Linux Automated Image Manipulation - clean up scanned pages from books
$5000-25000 USD
Closed
Posted about 13 years ago
$5000-25000 USD
Paid on delivery
I require a command-line only executable or script to run on Linux CentOS 5.5 x86_64 to automatically clean up scanned pages of old books into what will be new printable-quality books. The book must only be black & white, the text must be black, the background must be white, the images must be 2-bit. It must look as professional as possible and not obviously have been produced from scans, which will be of varying quality.
The server is very fast and has 12GB of RAM.

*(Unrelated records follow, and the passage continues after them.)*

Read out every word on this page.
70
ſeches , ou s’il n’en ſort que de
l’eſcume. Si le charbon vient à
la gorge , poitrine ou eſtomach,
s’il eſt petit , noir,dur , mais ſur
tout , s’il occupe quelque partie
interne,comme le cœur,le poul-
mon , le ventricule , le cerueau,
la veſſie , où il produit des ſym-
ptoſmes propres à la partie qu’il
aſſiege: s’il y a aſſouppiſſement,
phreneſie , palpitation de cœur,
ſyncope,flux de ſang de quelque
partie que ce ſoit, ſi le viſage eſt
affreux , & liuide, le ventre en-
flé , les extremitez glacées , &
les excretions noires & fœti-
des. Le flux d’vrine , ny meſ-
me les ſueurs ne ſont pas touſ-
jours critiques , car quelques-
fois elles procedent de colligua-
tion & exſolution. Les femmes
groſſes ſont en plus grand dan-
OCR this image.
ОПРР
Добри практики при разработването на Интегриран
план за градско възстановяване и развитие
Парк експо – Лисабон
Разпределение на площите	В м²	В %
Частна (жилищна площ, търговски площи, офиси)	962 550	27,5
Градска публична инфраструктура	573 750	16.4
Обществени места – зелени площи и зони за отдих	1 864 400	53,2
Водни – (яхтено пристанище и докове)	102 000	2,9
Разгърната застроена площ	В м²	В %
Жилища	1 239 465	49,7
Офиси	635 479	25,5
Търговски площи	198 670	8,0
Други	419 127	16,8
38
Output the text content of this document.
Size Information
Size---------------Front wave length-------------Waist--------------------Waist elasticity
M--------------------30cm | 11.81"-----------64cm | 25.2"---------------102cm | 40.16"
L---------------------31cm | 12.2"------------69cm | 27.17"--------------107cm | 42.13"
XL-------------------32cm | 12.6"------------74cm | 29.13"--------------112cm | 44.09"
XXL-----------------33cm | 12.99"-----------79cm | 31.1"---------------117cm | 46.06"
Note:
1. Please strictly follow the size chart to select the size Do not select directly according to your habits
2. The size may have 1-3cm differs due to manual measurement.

This is a slightly larger project than it first looks. This is a reasonably advanced coding job, you can't just put it together with a few calls to GhostScript or ImageMagick - it is more complicated than that. I want as high-quality as possible and most of the project will likely be dedicated to tweaking settings, and perhaps coding some clever routines for cleaning up the images that little bit more. It must be perfect. This is why I have given an estimated bid range of $5000+. I really expect 110% on this project, which is why I am prepared to pay this much, even though I know I could get the same done for around $1,000. I'm paying extra for dedication, and I would expect this project to be worked on full-time until it is complete, instead of just one project in the middle of several others.
The coder must be experienced with PDF specification, image manipulation and cleaning up scanned documents.
Any dependencies must be supplied with installation instructions where required.
The full spec will be given if you reply to this bid request. Following is a rundown of what is required:
Input will be in PDF or DjVu file. You must be able to extract images and text out of the PDF object streams, which may require rebuilding the headers.
Prediction of title page, title, author, last page, etc. will be required.
Removal of blemishes - which is more difficult than it sounds.
General image manipulation - trim, resize, etc. (possibly using GIMP2 in batch mode - not difficult.)
Basically, you start with a low-quality scan of a book and make it look like new.